Outro fator preocupante para os índios, na avaliação do especialista, é o fortalecimento da bancada ruralista no Congresso e o seu alinhamento com grupos religiosos que apoiam missionários. Meira afirma que o objetivo da Proposta de Emenda Constitucional 215 (PEC-215), que está sendo desarquivada na Câmara, é a paralisação da Funai – cuja missão legal é a proteção dos interesses indígenas.

O antropólogo também acredita, por outro lado, que as comunidades indígenas estão melhor preparadas para a defesa de seus direitos. A perspectiva é de acirramento dos conflitos.

Meira presidiu a Funai durante cinco anos, entre 2007 e 2012. Foi o presidente mais longevo da instituição, desde que foi criada em 1967. Em seu mandato ocorreram a retirada dos arrozeiros da Terra Indígena Raposa Serra do Sol e a aprovação do projeto de construção da usina hidrelétrica de Belo Monte.

Eis a entrevista.

Em entrevista ao Estadão, em 2008, o senhor disse que o preconceito contra os índios estava aumentando no Brasil. Como vê a situação hoje?

Ficou pior. As reações anti-indígenas estão cada vez mais visíveis entre os atores políticos no Legislativo e no Executivo – onde existem ministros favoráveis e contrários às demandas indígenas. Mas não é só. O sentimento anti-indígena é forte no conjunto da sociedade. As pesquisas de opinião mostram isso. Um levantamento realizado em 2011 pela Fundação Perseu Abramo mostrou que 5% dos entrevistados concordavam de maneira total ou parcial com a expressão ‘índio bom é índio morto’. Isso significa uma concordância de 10 milhões de brasileiros.

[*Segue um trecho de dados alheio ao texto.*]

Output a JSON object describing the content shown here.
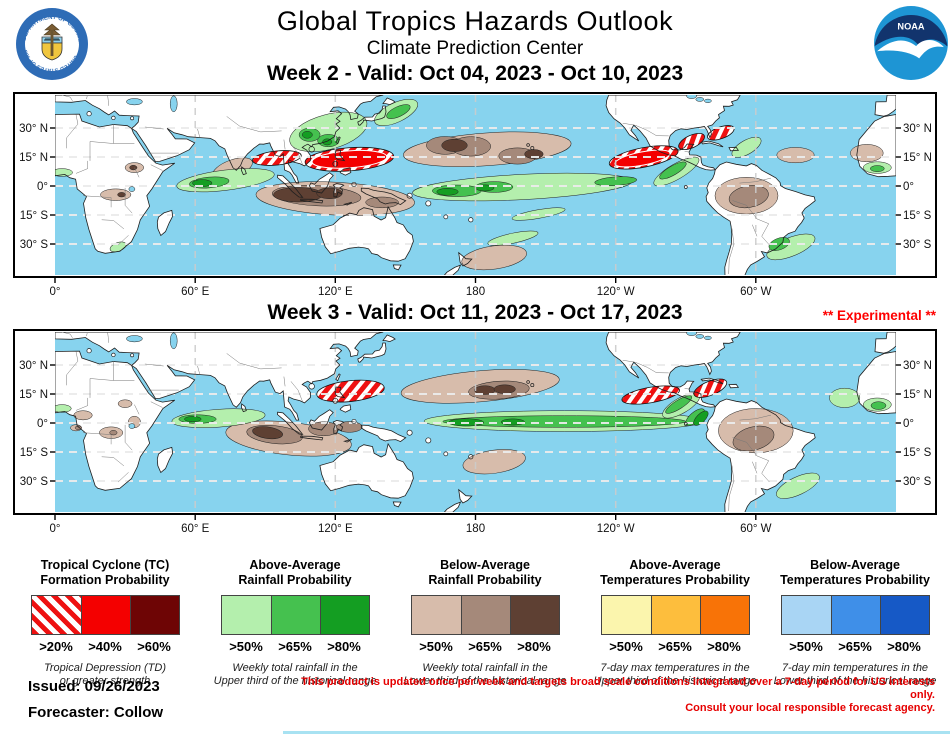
{
  "header": {
    "title": "Global Tropics Hazards Outlook",
    "subtitle": "Climate Prediction Center",
    "noaa_logo_text": "NOAA",
    "doc_seal_top_text": "DEPARTMENT OF COMMERCE",
    "doc_seal_bottom_text": "UNITED STATES OF AMERICA"
  },
  "maps": [
    {
      "id": "week2",
      "heading": "Week 2 - Valid: Oct 04, 2023 - Oct 10, 2023",
      "experimental": "",
      "lat_labels": [
        "30° N",
        "15° N",
        "0°",
        "15° S",
        "30° S"
      ],
      "lon_labels": [
        "0°",
        "60° E",
        "120° E",
        "180",
        "120° W",
        "60° W"
      ],
      "hazards": [
        {
          "type": "TC formation >40%",
          "area": "Western North Pacific / Philippine Sea"
        },
        {
          "type": "TC formation >20%",
          "area": "Bay of Bengal across Indochina"
        },
        {
          "type": "TC formation >40%",
          "area": "Eastern Pacific south of Mexico"
        },
        {
          "type": "TC formation >20%",
          "area": "Gulf of Mexico / NW Caribbean"
        },
        {
          "type": "TC formation >20%",
          "area": "Atlantic near Florida and Bahamas"
        },
        {
          "type": "Above-average rainfall",
          "area": "SE Asia to Japan; equatorial Indian Ocean; equatorial Pacific; Central America Pacific coast; SE Brazil"
        },
        {
          "type": "Below-average rainfall",
          "area": "Maritime Continent; central North Pacific; Amazon basin; tropical Atlantic; SE Pacific"
        }
      ]
    },
    {
      "id": "week3",
      "heading": "Week 3 - Valid: Oct 11, 2023 - Oct 17, 2023",
      "experimental": "** Experimental **",
      "lat_labels": [
        "30° N",
        "15° N",
        "0°",
        "15° S",
        "30° S"
      ],
      "lon_labels": [
        "0°",
        "60° E",
        "120° E",
        "180",
        "120° W",
        "60° W"
      ],
      "hazards": [
        {
          "type": "TC formation >20%",
          "area": "Philippine Sea / western North Pacific"
        },
        {
          "type": "TC formation >20%",
          "area": "Eastern Pacific south of Mexico"
        },
        {
          "type": "TC formation >20%",
          "area": "Western Caribbean / Gulf of Mexico"
        },
        {
          "type": "Above-average rainfall",
          "area": "Equatorial Indian Ocean; equatorial Pacific to Colombia; SE Brazil; West Africa"
        },
        {
          "type": "Below-average rainfall",
          "area": "Maritime Continent; central North Pacific; Amazon basin; SE Pacific; central Africa"
        }
      ]
    }
  ],
  "legends": [
    {
      "title1": "Tropical Cyclone (TC)",
      "title2": "Formation Probability",
      "labels": [
        ">20%",
        ">40%",
        ">60%"
      ],
      "desc1": "Tropical Depression (TD)",
      "desc2": "or greater strength",
      "swatches": [
        {
          "style": "hatch",
          "color": "#ee1111"
        },
        {
          "style": "solid",
          "color": "#f40000"
        },
        {
          "style": "solid",
          "color": "#6e0505"
        }
      ]
    },
    {
      "title1": "Above-Average",
      "title2": "Rainfall Probability",
      "labels": [
        ">50%",
        ">65%",
        ">80%"
      ],
      "desc1": "Weekly total rainfall in the",
      "desc2": "Upper third of the historical range",
      "swatches": [
        {
          "style": "solid",
          "color": "#b4efad"
        },
        {
          "style": "solid",
          "color": "#45c14f"
        },
        {
          "style": "solid",
          "color": "#149e22"
        }
      ]
    },
    {
      "title1": "Below-Average",
      "title2": "Rainfall Probability",
      "labels": [
        ">50%",
        ">65%",
        ">80%"
      ],
      "desc1": "Weekly total rainfall in the",
      "desc2": "Lower third of the historical range",
      "swatches": [
        {
          "style": "solid",
          "color": "#d7bcab"
        },
        {
          "style": "solid",
          "color": "#a5897a"
        },
        {
          "style": "solid",
          "color": "#5e4033"
        }
      ]
    },
    {
      "title1": "Above-Average",
      "title2": "Temperatures Probability",
      "labels": [
        ">50%",
        ">65%",
        ">80%"
      ],
      "desc1": "7-day max temperatures in the",
      "desc2": "Upper third of the historical range",
      "swatches": [
        {
          "style": "solid",
          "color": "#fbf5ad"
        },
        {
          "style": "solid",
          "color": "#fdbe3d"
        },
        {
          "style": "solid",
          "color": "#f87307"
        }
      ]
    },
    {
      "title1": "Below-Average",
      "title2": "Temperatures Probability",
      "labels": [
        ">50%",
        ">65%",
        ">80%"
      ],
      "desc1": "7-day min temperatures in the",
      "desc2": "Lower third of the historical range",
      "swatches": [
        {
          "style": "solid",
          "color": "#a9d5f4"
        },
        {
          "style": "solid",
          "color": "#3f8fe8"
        },
        {
          "style": "solid",
          "color": "#1659c6"
        }
      ]
    }
  ],
  "footer": {
    "issued": "Issued: 09/26/2023",
    "forecaster": "Forecaster: Collow",
    "disclaimer_line1": "This product is updated once per week and targets broad scale conditions integrated over a 7-day period for US interests only.",
    "disclaimer_line2": "Consult your local responsible forecast agency."
  },
  "colors": {
    "ocean": "#87d3ee",
    "land": "#ffffff",
    "coast": "#1f1f1f",
    "border": "#777777",
    "grid_h": "#ececec",
    "grid_v": "#cccccc",
    "rain_above": [
      "#b4efad",
      "#45c14f",
      "#149e22"
    ],
    "rain_below": [
      "#d7bcab",
      "#a5897a",
      "#5e4033"
    ],
    "tc_hatch_stripe": "#ee1111",
    "tc_solid": "#f40000",
    "tc_dark": "#6e0505",
    "experimental_red": "#ff0000",
    "disclaimer_red": "#e60000"
  }
}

A que atribui esse sentimento?

Quando se observa a história do Brasil no período republicano, verifica-se o seguinte: em todas as ocasiões nas quais o País passou por um grande processo de desenvolvimento econômico, sempre associado à expansão da ocupação territorial, houve acirramento das tensões com os indígenas. No início do século 20, o crescimento econômico provocou o avanço territorial em direção a áreas quase inacessíveis nos Estado dos Rio Grande do Sul, Paraná, São Paulo. Os conflitos com os indígenas foram muito fortes, porque eles estavam no caminho da construção das estradas de ferro e também do movimento de colonização que trazia para o Brasil os alemães e os italianos. O massacre dos índios kaingang nessas regiões foi brutal.

De que maneira isso repercutiu na sociedade?

Houve um grande debate na imprensa. O então diretor do Museu Paulista, Herman Von Hering, publicou um artigo no qual defendeu o extermínio dos índios. Dizia que não podiam ser um obstáculo ao progresso, ao avanço da civilização. Se fosse necessário, deveriam morrer. Uma das pessoas que se levantaram contra essa ideia foi Cândido Rondon. Para ele, a civilização não podia significar morte para os índios. O Estado, dizia o sertanista, tinha que proteger esses povos.

Foi um processo semelhante ao que ocorreu na ditadura, com o avanço em direção à Amazônia Legal, não?

Sim. O padrão se repete nos anos 50 e, mais tarde, na época dos governos militares, nas décadas de 60 e 70. Com a construção das rodovias BR-163, BR-364 e Transamazônica, que cortam a região amazônica, vários povos que viviam isolados foram contatados. Entre eles estão os panará, araweté, arara, assuri do Tocantins. Quando a economia está em crise, verifica-se uma redução dos conflitos, uma calmaria em relação às populações que estão no meio do mato, nas terras deles. Não é o que está ocorrendo agora. Os conflitos são agravados porque a expansão atual é capitaneada pelo agronegócio, o setor que mais tem a ver com a ocupação do território.

Não é só com o agronegócio que surgem conflitos.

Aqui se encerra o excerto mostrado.